Bilim kurgu bu ilk günlerinde, kurgu ve gerçek arasındaki kurşun zamanı 50 ila 100 yıldı. Şimdi çok daha kısa. Ek olarak, kurgu ve gerçek çoğu zaman yıllar öncesinden farklı şekillerde iç içe geçmiş durumda. İlk yazarlar ne olabileceği konusunda spekülasyon yapıyorlardı. Bazı açılardan, daha yeni yazarların bazıları aslında geliştirme sürecinin bir parçasıdır.

Hata Yok, Stres Yok - Hayatınızı Yok Etmeden Hayat Değiştiren Yazılım Yaratma Adım Adım Kılavuzunuz

Hiç kimse yazılım kalitesiyle ilgilenmediğinde programlama becerilerinizi geliştiremezsiniz.

Konuya ilişkin örnek: “2001: A Space Odyssey” ile en ünlüsü olan Arthur C. Clarke, 1945'te telekomünikasyon röleleri olarak kullanılmasını önerdiği halde dünya çapındaki sisteme zemin hazırlayan coğrafi uyduları düşündü. bugün yerinde.

Aynı şekilde, Isaac Asimov’un 1942 ve 1985 yılları arasında yazdığı Robot dizisi de bize robotiğin ünlü üç yasasını verdi:

  1. Bir robot bir insana zarar veremez veya harekete geçmediğinde bir insana zarar vermesine izin vermeyebilir.
  2. Bir robot, bu emirlerin birinci yasa ile çelişmediği durumlar haricinde, insanlar tarafından verilen emirlere uymalıdır.
  3. Bir robot, kendi koruması, birinci veya ikinci yasalarla çelişmediği sürece kendi varlığını korumalıdır.

Asimov daha sonra başkalarına hükmetmek için başka bir yasayı "zenith yasasını" ekledi: Bir robot insanlığa zarar vermeyebilir ya da eylemsizlik sonucu insanlığın zarar görmesine izin vermeyebilir.

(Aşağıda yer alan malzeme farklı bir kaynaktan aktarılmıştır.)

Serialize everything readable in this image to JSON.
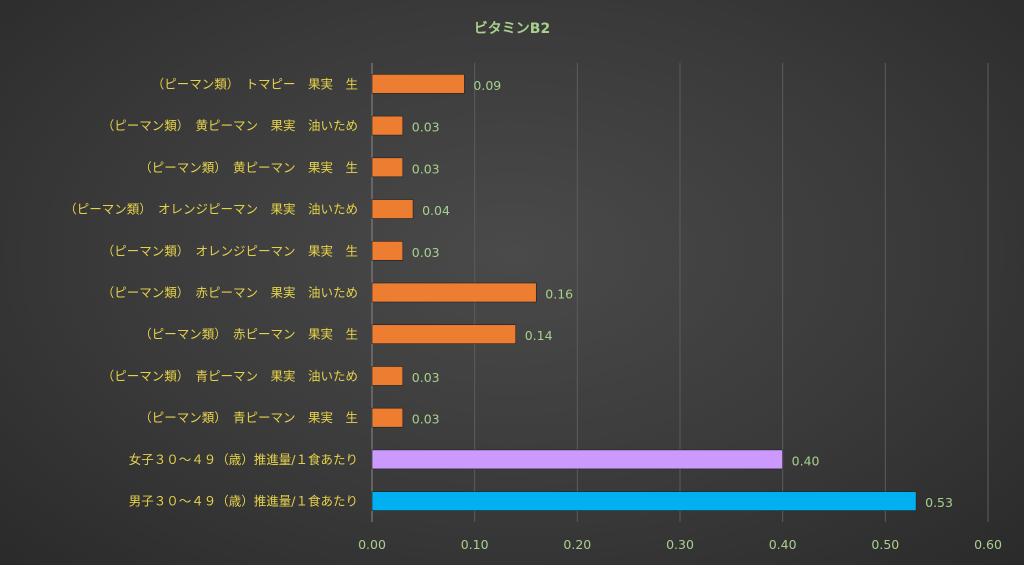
{
  "chart_data": {
    "type": "bar",
    "orientation": "horizontal",
    "title": "ビタミンB2",
    "categories": [
      "（ピーマン類）　トマピー　果実　生",
      "（ピーマン類）　黄ピーマン　果実　油いため",
      "（ピーマン類）　黄ピーマン　果実　生",
      "（ピーマン類）　オレンジピーマン　果実　油いため",
      "（ピーマン類）　オレンジピーマン　果実　生",
      "（ピーマン類）　赤ピーマン　果実　油いため",
      "（ピーマン類）　赤ピーマン　果実　生",
      "（ピーマン類）　青ピーマン　果実　油いため",
      "（ピーマン類）　青ピーマン　果実　生",
      "女子３０～４９（歳）推進量/１食あたり",
      "男子３０～４９（歳）推進量/１食あたり"
    ],
    "values": [
      0.09,
      0.03,
      0.03,
      0.04,
      0.03,
      0.16,
      0.14,
      0.03,
      0.03,
      0.4,
      0.53
    ],
    "value_labels": [
      "0.09",
      "0.03",
      "0.03",
      "0.04",
      "0.03",
      "0.16",
      "0.14",
      "0.03",
      "0.03",
      "0.40",
      "0.53"
    ],
    "bar_colors": [
      "#ed7d31",
      "#ed7d31",
      "#ed7d31",
      "#ed7d31",
      "#ed7d31",
      "#ed7d31",
      "#ed7d31",
      "#ed7d31",
      "#ed7d31",
      "#cc99ff",
      "#00b0f0"
    ],
    "xlim": [
      0,
      0.6
    ],
    "xticks": [
      "0.00",
      "0.10",
      "0.20",
      "0.30",
      "0.40",
      "0.50",
      "0.60"
    ],
    "grid": true,
    "legend": false
  }
}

Asimov kanunları hakkında özellikle ilginç olan, yalnızca bilim kurgu dünyasında kabul edilmemiş olmalarıdır. Robotik kurallara rehberlik eder, ancak aynı zamanda büyük robotik gelişim projeleri literatüründe atıfta bulunulmuştur ve Carnegie Mellon’daki Hans Moravec gibi büyük robot teorisyenleri tarafından referans alınmıştır.

Edebiyat Hayata Geliyor

Gerçekle kurgu arasındaki öncü zaman, tüm bilimsel ilerlemeleri büyük ölçüde hızlandıran internetin büyümesiyle tutarlı bir şekilde, küçülmeye devam etti. Yazar William Gibson, internetin potansiyelini ilk görenlerden biriydi. 1982'deki kısa öyküsünde "Burning Chrome", tüm internet içeriğinin bulunduğu yerin tercih edilen açıklaması haline gelen "siber" terimini kullandı. 1984 romanı "Neuromancer", gelecek sanal dünyanın karanlık bir resmini sunan Gibson, cyberpunk edebi türünün başlatıcısı olarak kabul edilir.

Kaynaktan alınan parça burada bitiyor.